Este éxodo es apenas uno más de cuantos en los últimos treinta años ha marcado la historia de Mesoriente. El éxodo de 1948 fue definitivo en la “invención” de Jordania y en la constitución de lo que es hoy Israel. Entre Israel y el Líbano hubo también huidas en masa como las hubo entre Irak y Siria. En principio, la segunda guerra de Irak, que todavía no ha terminado, debería haber provocado una verdadera estampida. Todo estaba preparado en las fronteras con Jordania y Siria. Pero, finalmente, el éxodo temido no se produjo. Es difícil explicar por qué pero no cabe excluirlo en el futuro: Irak sigue siendo uno de los lugares más peligrosos y amenazadores del mundo.
Kurdos, palestinos, drusos, sunnitas, chiitas y cristianos forman parte, en zonas, este éxodo generalizado. Lo malo es que, en cualquier momento, puede reproducirse en zonas imprevisibles sin que en ello intervengan razones políticas, militares, económicas o humanitarias. Si los palestinos de Gaza tuvieran que convivir con los palestinos de Cisjordania, al enfrentamiento, seguro seguiría otro éxodo hacia Egipto, Israel o Jordania. La gente escapa porque no desea seguir viviendo en la miseria y la violencia.

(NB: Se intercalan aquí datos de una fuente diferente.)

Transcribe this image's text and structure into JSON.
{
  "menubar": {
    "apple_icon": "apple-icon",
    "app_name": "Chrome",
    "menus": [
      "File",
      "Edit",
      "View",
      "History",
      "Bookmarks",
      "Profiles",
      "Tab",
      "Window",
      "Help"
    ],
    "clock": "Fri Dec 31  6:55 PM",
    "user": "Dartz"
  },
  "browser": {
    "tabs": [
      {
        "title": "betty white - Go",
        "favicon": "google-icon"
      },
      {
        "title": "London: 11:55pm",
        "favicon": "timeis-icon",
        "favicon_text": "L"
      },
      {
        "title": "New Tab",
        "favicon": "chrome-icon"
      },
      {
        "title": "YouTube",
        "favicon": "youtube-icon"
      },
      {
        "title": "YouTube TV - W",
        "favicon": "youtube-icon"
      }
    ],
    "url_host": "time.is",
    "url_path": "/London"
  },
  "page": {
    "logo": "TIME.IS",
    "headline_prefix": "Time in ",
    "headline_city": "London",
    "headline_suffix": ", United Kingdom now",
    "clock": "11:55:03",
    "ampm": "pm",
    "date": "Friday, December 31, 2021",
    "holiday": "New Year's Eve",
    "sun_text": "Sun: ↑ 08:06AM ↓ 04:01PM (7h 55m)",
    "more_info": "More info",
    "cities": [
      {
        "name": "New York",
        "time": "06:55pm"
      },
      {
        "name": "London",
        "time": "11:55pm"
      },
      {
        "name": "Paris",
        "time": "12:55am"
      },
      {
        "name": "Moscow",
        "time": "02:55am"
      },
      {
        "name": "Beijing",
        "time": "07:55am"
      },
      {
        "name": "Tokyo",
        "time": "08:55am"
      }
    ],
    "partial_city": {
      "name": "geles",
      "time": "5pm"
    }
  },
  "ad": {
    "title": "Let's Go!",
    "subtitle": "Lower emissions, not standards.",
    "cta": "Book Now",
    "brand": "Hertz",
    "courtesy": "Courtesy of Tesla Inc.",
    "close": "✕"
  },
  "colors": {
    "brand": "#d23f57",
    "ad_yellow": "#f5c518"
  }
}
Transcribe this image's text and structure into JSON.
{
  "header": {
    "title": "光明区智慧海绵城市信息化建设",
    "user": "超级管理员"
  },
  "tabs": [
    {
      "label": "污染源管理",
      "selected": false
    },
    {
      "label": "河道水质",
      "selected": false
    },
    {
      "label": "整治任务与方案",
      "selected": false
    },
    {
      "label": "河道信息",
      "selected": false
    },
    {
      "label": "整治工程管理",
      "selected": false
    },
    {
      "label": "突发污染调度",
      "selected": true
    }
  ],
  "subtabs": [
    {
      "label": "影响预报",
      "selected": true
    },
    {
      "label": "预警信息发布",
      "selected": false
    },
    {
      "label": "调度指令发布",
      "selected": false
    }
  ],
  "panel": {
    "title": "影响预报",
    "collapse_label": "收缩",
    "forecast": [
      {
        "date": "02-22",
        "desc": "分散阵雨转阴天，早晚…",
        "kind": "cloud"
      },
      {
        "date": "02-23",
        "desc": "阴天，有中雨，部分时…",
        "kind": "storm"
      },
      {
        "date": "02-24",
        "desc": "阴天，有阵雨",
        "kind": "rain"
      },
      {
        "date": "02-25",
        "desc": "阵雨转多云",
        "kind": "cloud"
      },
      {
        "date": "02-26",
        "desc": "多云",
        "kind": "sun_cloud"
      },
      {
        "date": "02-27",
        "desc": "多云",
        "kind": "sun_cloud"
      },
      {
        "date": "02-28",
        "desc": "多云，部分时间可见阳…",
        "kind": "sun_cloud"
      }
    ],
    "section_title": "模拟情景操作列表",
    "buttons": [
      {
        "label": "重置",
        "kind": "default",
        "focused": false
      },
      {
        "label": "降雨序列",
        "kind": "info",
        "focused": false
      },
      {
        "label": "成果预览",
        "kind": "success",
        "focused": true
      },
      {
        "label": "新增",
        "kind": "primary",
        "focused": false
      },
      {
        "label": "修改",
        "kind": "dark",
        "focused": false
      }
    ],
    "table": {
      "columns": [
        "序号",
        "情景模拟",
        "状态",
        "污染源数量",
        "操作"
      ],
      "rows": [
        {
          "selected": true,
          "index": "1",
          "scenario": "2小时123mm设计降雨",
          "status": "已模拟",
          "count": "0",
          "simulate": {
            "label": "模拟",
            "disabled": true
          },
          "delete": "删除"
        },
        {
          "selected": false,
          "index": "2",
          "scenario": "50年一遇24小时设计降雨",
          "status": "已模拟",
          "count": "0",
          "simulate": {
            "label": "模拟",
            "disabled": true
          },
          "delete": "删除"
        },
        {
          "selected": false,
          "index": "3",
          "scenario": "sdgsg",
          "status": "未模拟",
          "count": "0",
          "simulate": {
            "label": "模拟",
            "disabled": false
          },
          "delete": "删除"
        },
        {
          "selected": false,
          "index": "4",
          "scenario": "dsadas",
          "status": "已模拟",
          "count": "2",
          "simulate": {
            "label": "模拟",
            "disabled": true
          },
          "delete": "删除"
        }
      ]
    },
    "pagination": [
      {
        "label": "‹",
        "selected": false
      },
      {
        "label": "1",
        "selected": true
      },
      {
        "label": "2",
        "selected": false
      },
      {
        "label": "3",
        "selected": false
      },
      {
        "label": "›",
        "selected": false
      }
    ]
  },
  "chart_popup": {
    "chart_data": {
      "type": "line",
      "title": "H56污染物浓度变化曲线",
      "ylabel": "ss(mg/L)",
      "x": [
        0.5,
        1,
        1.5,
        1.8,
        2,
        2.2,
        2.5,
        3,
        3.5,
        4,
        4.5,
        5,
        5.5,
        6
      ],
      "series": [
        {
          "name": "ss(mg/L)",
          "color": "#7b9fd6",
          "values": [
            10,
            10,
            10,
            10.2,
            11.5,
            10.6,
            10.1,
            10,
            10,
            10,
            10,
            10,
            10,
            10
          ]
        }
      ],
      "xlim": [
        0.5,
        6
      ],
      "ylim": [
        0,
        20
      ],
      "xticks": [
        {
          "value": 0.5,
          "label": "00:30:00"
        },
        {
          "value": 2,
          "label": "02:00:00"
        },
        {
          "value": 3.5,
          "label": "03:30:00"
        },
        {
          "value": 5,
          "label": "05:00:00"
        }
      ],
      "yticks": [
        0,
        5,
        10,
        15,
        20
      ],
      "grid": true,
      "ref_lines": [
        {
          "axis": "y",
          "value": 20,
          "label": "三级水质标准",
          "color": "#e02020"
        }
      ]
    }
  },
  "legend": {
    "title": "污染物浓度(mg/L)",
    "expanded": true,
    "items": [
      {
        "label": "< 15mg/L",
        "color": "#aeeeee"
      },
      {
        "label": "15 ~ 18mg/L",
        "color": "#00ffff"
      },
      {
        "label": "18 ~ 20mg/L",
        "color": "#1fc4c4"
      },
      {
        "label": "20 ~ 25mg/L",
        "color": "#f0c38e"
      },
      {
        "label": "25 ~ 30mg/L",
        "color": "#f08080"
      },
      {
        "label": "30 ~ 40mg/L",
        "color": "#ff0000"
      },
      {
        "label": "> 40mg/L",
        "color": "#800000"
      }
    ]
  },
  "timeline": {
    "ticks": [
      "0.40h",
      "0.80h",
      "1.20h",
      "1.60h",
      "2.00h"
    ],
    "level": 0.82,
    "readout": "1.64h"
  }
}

¿Quién parará la estampida? Imposible predecirlo o siquiera sugerirlo. Quien sea capaz en aquella conturbada región de frenar todos estos éxodos habrá rendido un servicio impagable a los árabes, cristianos, judíos o drusos que la pueblan. Pero, por ahora, nada indica que exista ni la persona ni las fuerzas políticas y sociales capaces de acabar con esta permanente dispersión. Lo que está sucediendo en la frontera entre Gaza y Egipto puede repetirse e incluso multiplicarse.
Ni las grandes potencias, ni las monarquías del petróleo ni siquiera Israel pueden hacer nada. Y no lo harán. Ni quieren ni seguramente pueden.